Para entender a dinâmica da doença e definir as melhores estratégias de vacinação, detém-se na análise da contribuição prestada pelos modelos matemáticos.

Retornando ao sarampo, apresenta as propostas de eliminação realizadas nos últimos anos em alguns países para, finalmente, recuperar informações sobre a epidemiologia e as tentativas de controle da doença no Brasil.

 


 

 

HARTZ, Z. M. A., 1993. Avaliação do Programa de Saúde Materno-Infantil (PMI) em uma área do Nordeste do Brasil (François Champagne, orientador & Maria do Carmo Leal, co-orientadora). Tese de Doutorado, Montreal: Universidade de Montreal.

No Brasil os estudos sobre a efetividade do PMI, particularmente na perspectiva dos Sistemas locais de saude (SILOS), são raros. Considerando-se que os óbitos dos menores de um ano são ocorrências evitáveis pela qualidade da atenção à saúde — "evento sentinela" — construímos e testamos um modelo teórico para análise de implantação do PMI em dois estudos de caso no Nordeste, onde prevalecem as mais altas taxas de mortalidade infantil do Brasil. Inicialmente estimamos o grau de integridade das ações implantadas, com seus condicionantes contextuais, e, em seguida, verificamos sua influência sobre o perfil da mortalidade infantil (baseado em busca ativa e investigação epidemiológica dos óbitos).

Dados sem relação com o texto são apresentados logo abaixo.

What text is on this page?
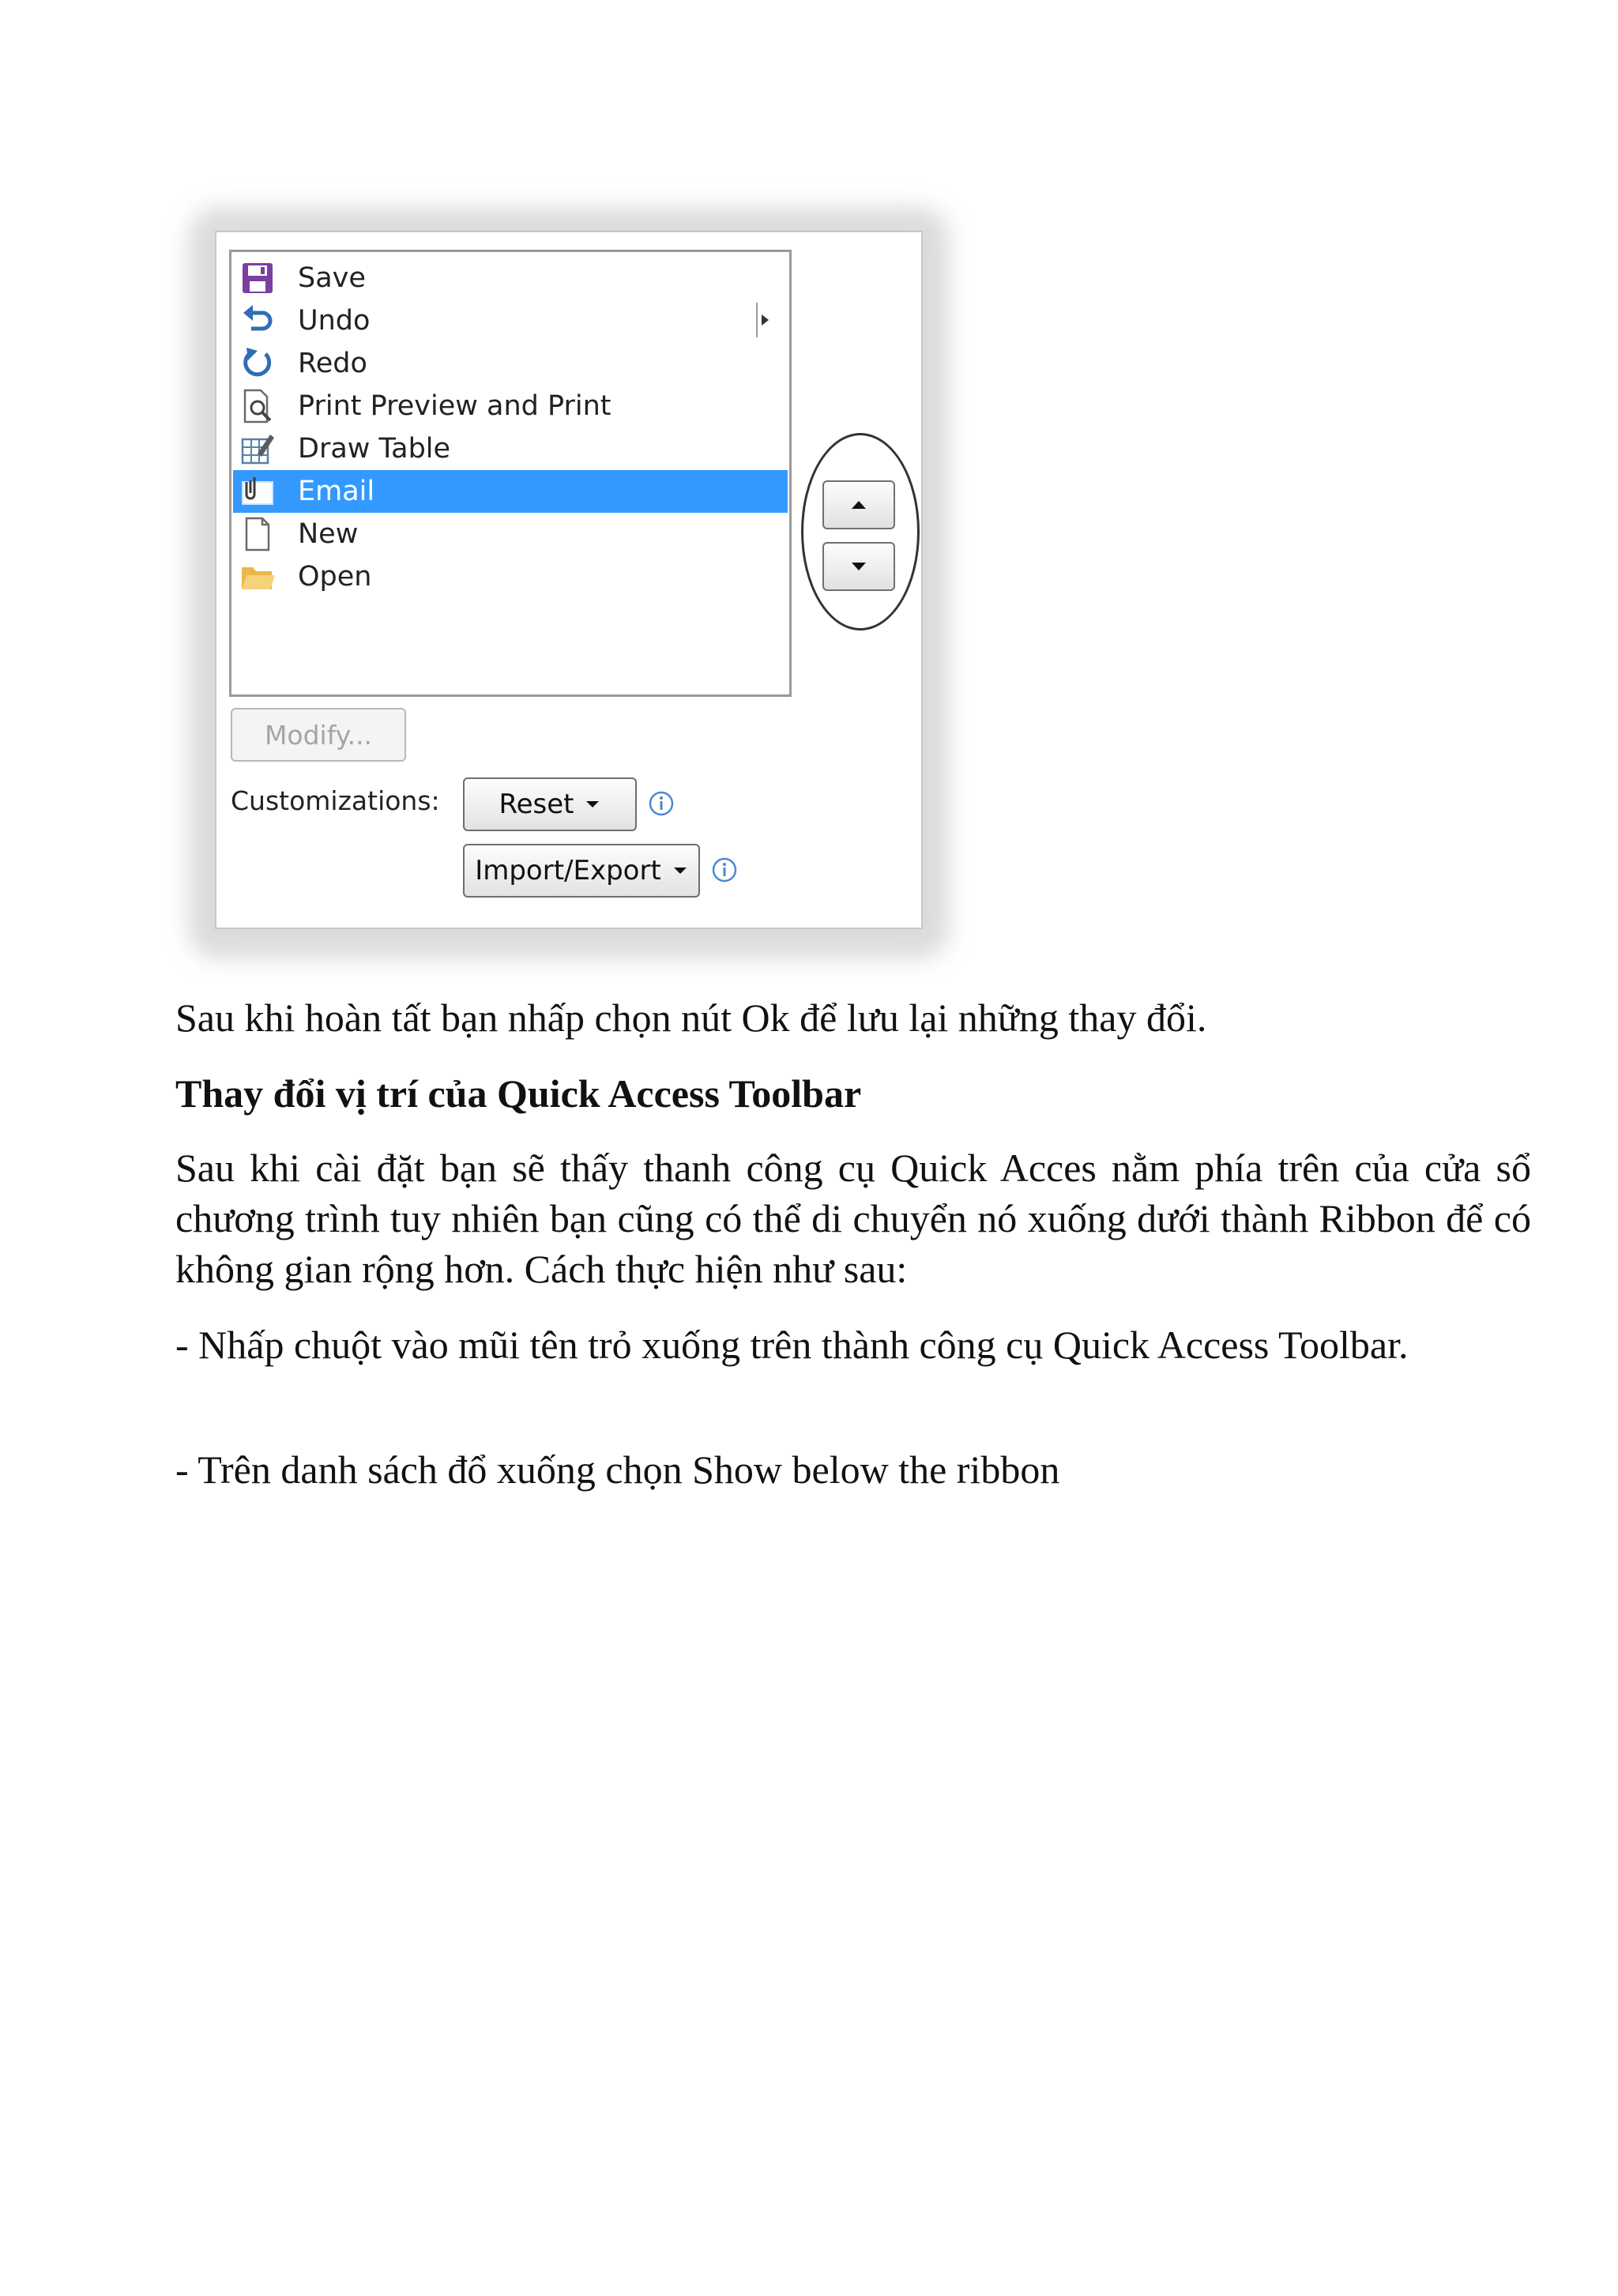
Save
Undo
Redo
Print Preview and Print
Draw Table
Email
New
Open
Modify...
Customizations: Reset
Import/Export

Sau khi hoàn tất bạn nhấp chọn nút Ok để lưu lại những thay đổi.

Thay đổi vị trí của Quick Access Toolbar

Sau khi cài đặt bạn sẽ thấy thanh công cụ Quick Acces nằm phía trên của cửa sổ chương trình tuy nhiên bạn cũng có thể di chuyển nó xuống dưới thành Ribbon để có không gian rộng hơn. Cách thực hiện như sau:

- Nhấp chuột vào mũi tên trỏ xuống trên thành công cụ Quick Access Toolbar.

- Trên danh sách đổ xuống chọn Show below the ribbon
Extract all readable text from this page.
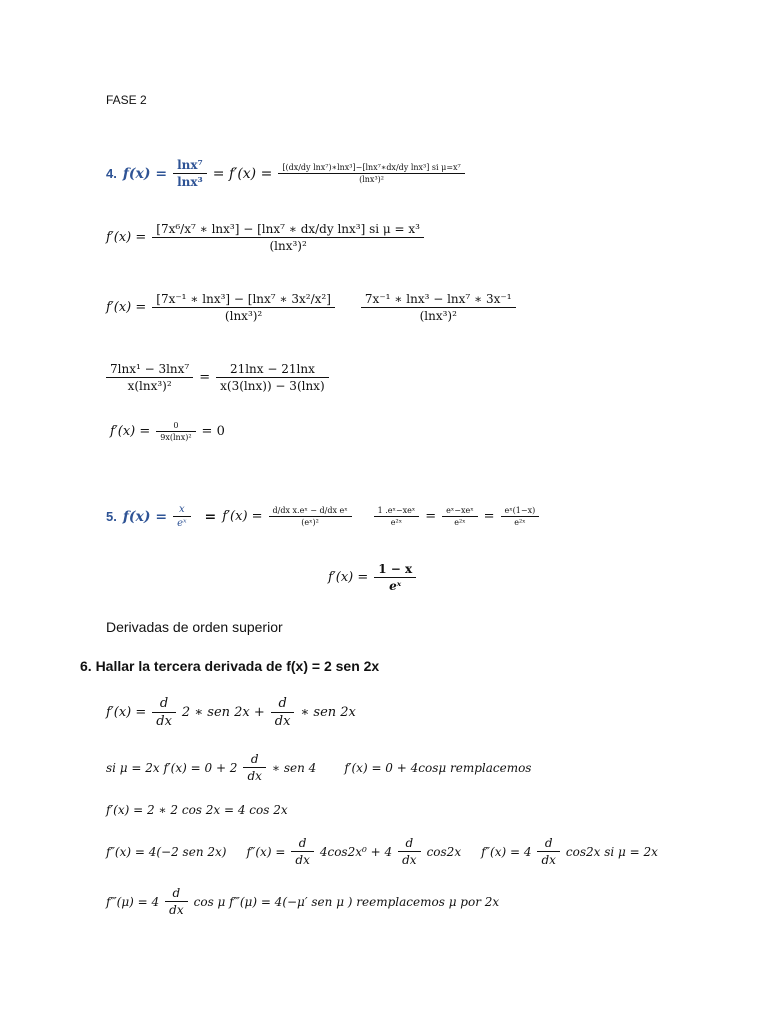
FASE 2
4. $f(x) = \frac{\text{lnx⁷}}{\text{lnx³}} = f'(x) = \frac{\text{[(dx/dy lnx⁷)∗lnx³]−[lnx⁷∗dx/dy lnx³] si μ=x⁷}}{\text{(lnx³)²}}$
$f'(x) = \frac{\text{[7x⁶/x⁷ ∗ lnx³] − [lnx⁷ ∗ dx/dy lnx³] si μ = x³}}{\text{(lnx³)²}}$
$f'(x) = \frac{\text{[7x⁻¹ ∗ lnx³] − [lnx⁷ ∗ 3x²/x²]}}{\text{(lnx³)²}} \frac{\text{7x⁻¹ ∗ lnx³ − lnx⁷ ∗ 3x⁻¹}}{\text{(lnx³)²}}$
$\frac{\text{7lnx¹ − 3lnx⁷}}{\text{x(lnx³)²}} = \frac{21\ln x - 21\ln x}{x(3(\ln x)) - 3(\ln x)}$
$f'(x) = \frac{0}{\text{9x(lnx)²}} = 0$
5. $f(x) = \frac{x}{\text{eˣ}} = f'(x) = \frac{\text{d/dx x.eˣ − d/dx eˣ}}{\text{(eˣ)²}}$	$\frac{\text{1 .eˣ−xeˣ}}{\text{e²ˣ}} = \frac{\text{eˣ−xeˣ}}{\text{e²ˣ}} = \frac{\text{eˣ(1−x)}}{\text{e²ˣ}}$
$f'(x) = \frac{1 - x}{\text{eˣ}}$
Derivadas de orden superior
6. Hallar la tercera derivada de f(x) = 2 sen 2x
$f'(x) = \frac{d}{dx} 2$ ∗ sen $2x + \frac{d}{dx}$ ∗ sen 2x
si μ = 2x $f'(x) = 0 + 2 \frac{d}{dx}$ ∗ sen 4 f′(x) = 0 + 4cosμ remplacemos
f′(x) = 2 ∗ 2 cos 2x = 4 cos 2x
f″(x) = 4(−2 sen 2x) $f''(x) = \frac{d}{dx} 4\cos 2x^0 + 4 \frac{d}{dx} \cos 2x$ $f''(x) = 4 \frac{d}{dx} \cos 2x$ si μ = 2x
f‴(μ) = $4 \frac{d}{dx}$ cos μ f‴(μ) = 4(−μ′ sen μ ) reemplacemos μ por 2x
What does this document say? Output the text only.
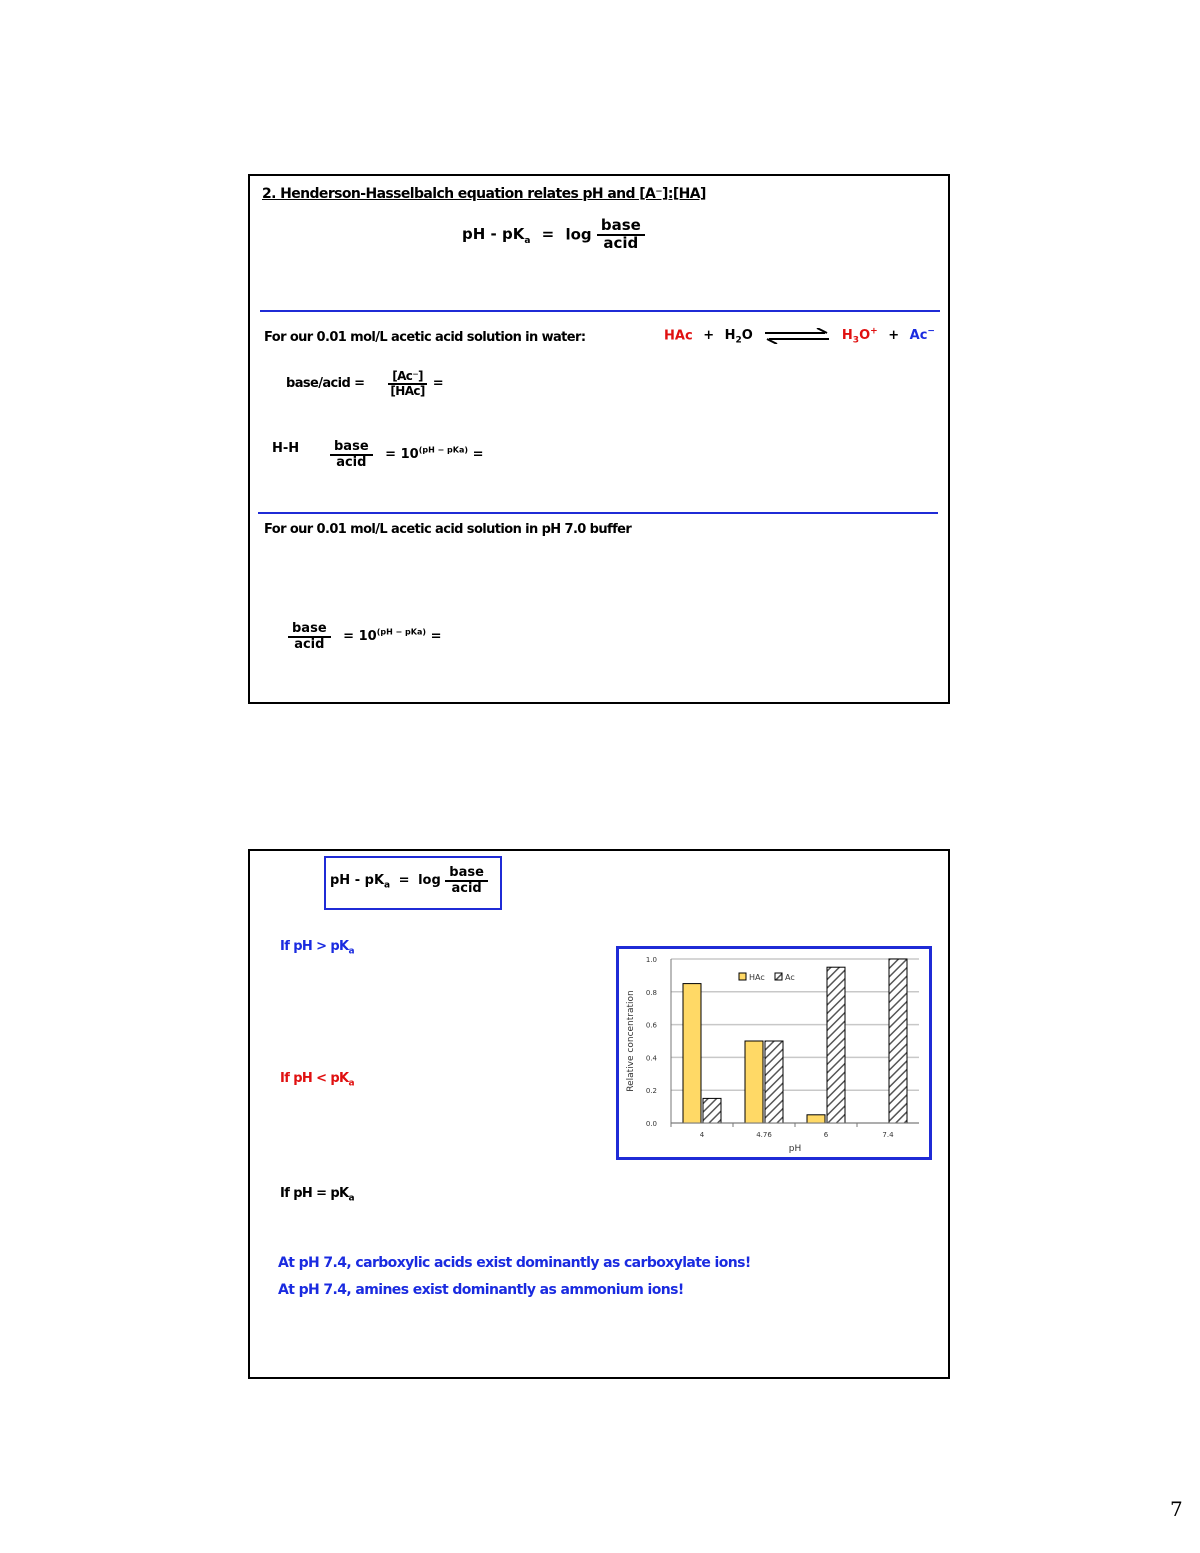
2. Henderson-Hasselbalch equation relates pH and [A⁻]:[HA]
pH - $pK_a = \log \frac{\text{base}}{\text{acid}}$
For our 0.01 mol/L acetic acid solution in water:	HAc + $H_2O$	$H_3O^+ + Ac^-$
base/acid = $\frac{[Ac^-]}{\text{[HAc]}}$ =
$H-H \frac{\text{base}}{\text{acid}} = 10^{(pH - pKa)}$ =
For our 0.01 mol/L acetic acid solution in pH 7.0 buffer
$\frac{\text{base}}{\text{acid}} = 10^{(pH - pKa)}$ =
pH - $pK_a = \log \frac{\text{base}}{\text{acid}}$
If pH > $pK_a$
If pH < $pK_a$
If pH = $pK_a$
At pH 7.4, carboxylic acids exist dominantly as carboxylate ions!
At pH 7.4, amines exist dominantly as ammonium ions!
0.0
0.2
0.4
0.6
0.8
1.0
4	4.76	6	7.4
pH
Relative concentration
HAc	Ac
7
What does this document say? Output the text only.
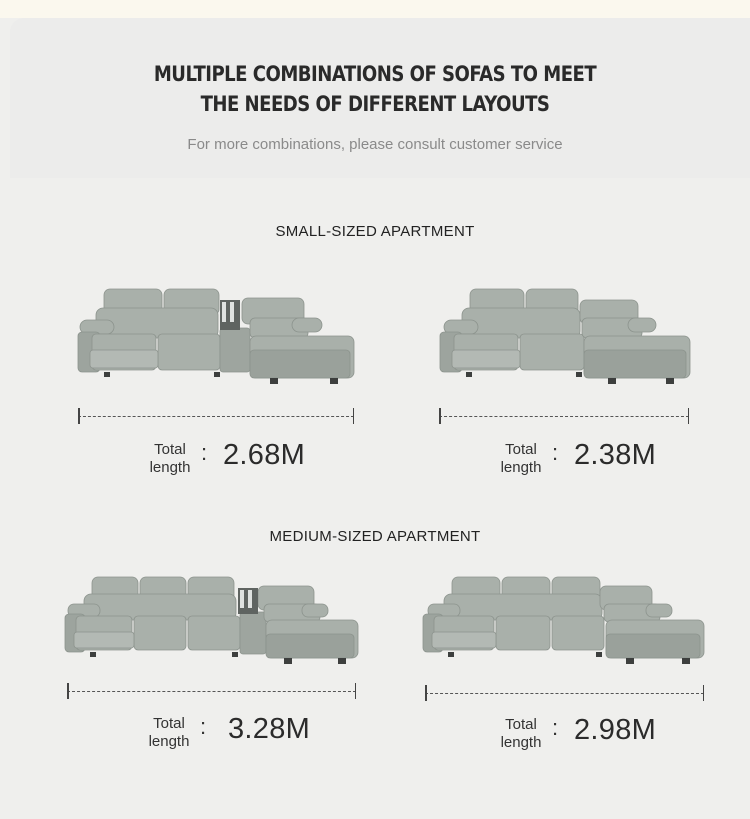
MULTIPLE COMBINATIONS OF SOFAS TO MEET
THE NEEDS OF DIFFERENT LAYOUTS
For more combinations, please consult customer service
SMALL-SIZED APARTMENT
MEDIUM-SIZED APARTMENT
Total
length
: 2.68M	Total
length
: 2.38M
Total
length
: 3.28M	Total
length
: 2.98M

Os resultados demonstram que o nível de implantação das ações não é satisfatório, sendo crítico (< 40%) no que concerne ao planejamento e à gestão. Na explicação dos achados, a falta de coordenação e consenso na rede de serviços e a baixa capacidade de adaptação destas organizações às mudanças do Sistema de Saúde aparecem como os principais elementos contextuais. O uso de um índice de óbitos preveníveis e os diferenciais de mortalidade observados apontam que pelo menos metade dos óbitos poderia ser evitada com um projeto de garantia de qualidade para o programa nos Silos, nele incluído a vigilância à saúde dos grupos com maior risco de morrer.